What's surprising about the Mai-Tai is the fact that Smuggler's Cove includes three additional pages about the history of this drink and how maligned it has become and interestingly, how far from the original recipe what we consider a Mai-Tai today actually is. They describe it as a "nutty rum margarita" and "the perfect delivery vehicle for rum" (in much the same way that they think the margarita is the perfect delivery vehicle for tequila.)

So, let's talk recipe:

3/4 oz lime juice freshly squeezed

1/4 oz SC Mai-Tai Rich Simple Syrup

1/4 oz SC Orgeat Syrup

1/2 oz Pierre Ferrand Dry Curacao 

2 oz premium aged rum

Add all ingredients into a shaker with crushed ice and shake vigorously until the shaker is well-chilled and frosty on the outside. Pour into a double Old Fashioned Glass. Garnish with spent lime shell and mint sprig.
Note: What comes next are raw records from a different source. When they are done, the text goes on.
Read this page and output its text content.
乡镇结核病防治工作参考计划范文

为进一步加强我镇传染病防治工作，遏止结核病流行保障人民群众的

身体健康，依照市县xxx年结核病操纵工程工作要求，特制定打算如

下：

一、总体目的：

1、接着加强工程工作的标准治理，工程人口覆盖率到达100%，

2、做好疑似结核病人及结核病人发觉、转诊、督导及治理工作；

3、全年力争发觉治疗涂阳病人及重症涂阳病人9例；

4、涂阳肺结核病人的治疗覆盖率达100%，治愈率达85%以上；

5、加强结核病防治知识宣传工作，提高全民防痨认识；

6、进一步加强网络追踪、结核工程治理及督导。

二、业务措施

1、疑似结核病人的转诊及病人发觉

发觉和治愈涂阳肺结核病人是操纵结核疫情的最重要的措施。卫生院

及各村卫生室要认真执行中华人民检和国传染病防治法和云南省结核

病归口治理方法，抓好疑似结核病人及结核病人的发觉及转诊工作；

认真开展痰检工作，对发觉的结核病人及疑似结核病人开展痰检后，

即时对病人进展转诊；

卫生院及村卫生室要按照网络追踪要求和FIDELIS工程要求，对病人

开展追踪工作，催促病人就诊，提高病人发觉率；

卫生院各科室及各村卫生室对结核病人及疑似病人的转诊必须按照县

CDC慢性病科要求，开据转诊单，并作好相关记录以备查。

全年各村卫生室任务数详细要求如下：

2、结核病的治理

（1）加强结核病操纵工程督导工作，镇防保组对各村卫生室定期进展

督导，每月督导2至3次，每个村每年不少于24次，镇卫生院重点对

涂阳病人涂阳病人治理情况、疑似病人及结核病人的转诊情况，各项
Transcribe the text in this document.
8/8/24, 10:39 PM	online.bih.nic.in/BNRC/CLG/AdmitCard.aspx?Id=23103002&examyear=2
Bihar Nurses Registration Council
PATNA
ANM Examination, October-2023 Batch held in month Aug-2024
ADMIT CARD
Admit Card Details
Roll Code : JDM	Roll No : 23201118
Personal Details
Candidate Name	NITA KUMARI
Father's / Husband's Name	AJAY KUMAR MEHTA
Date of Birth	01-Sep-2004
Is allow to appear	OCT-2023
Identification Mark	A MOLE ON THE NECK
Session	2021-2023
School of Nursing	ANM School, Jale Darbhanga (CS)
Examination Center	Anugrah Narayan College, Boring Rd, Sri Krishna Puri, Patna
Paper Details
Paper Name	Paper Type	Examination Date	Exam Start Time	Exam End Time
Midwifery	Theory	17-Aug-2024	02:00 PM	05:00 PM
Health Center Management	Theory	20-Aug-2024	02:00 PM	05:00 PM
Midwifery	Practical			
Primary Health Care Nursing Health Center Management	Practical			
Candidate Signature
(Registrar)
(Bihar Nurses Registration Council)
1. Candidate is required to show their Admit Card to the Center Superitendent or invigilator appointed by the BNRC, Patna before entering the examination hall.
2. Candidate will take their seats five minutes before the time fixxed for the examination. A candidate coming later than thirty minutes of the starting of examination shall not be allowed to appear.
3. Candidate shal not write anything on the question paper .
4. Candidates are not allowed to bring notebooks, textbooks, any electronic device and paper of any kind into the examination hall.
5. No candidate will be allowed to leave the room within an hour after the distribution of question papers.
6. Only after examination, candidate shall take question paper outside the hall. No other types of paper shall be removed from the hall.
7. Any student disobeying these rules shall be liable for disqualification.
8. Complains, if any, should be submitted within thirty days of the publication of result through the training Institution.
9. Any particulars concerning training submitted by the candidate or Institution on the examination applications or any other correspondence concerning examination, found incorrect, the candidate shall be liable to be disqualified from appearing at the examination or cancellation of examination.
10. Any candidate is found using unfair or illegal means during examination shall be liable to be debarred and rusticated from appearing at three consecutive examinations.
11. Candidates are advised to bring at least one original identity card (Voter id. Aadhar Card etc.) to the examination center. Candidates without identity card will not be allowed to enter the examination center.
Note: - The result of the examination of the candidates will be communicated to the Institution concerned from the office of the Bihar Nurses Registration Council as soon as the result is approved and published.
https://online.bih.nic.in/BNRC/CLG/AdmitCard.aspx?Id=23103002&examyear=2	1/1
HOKAY, let's talk some immediate changes right off the bat:

1. No, I didn't use freshly squeezed lime juice. I'm lazy and have little bottles of lime juice that are perfectly serviceable to get through. I might, maybe, grab some limes at some point and make a purty version of this cocktail, but not this week.

2. No, I didn't do the special Mai-Tai Rich simple syrup found in Smuggler's Cove. Nor did I make their special Orgeat recipe. You can if you want to, but I got a bottle of Orgeat from BJ Reynolds which is just fine and made my own demerara syrup which is also just fine.

3. I've seen Pierre Ferrand Dry Curacao 'round these parts a grand total of one time and did not, alas, buy a bottle. So I used Cointreau instead which is still perfectly fine. 

4. Y'all know how I feel about garnishes by now.

So what's the verdict? I'm inclined to agree with Smuggler's Cove on this one- had history turned a different way, this would have been one of the cocktail icons of 20th Century America- and really, it still is in many ways. Like the Daiquiri, the original formulation completely changes the way you think about this drink and it's all for the better. Refreshing- and without the boozy overproof rum float on the top (you can add that if you want too)- they're drinkable as well. I would say 10/10 would drink again.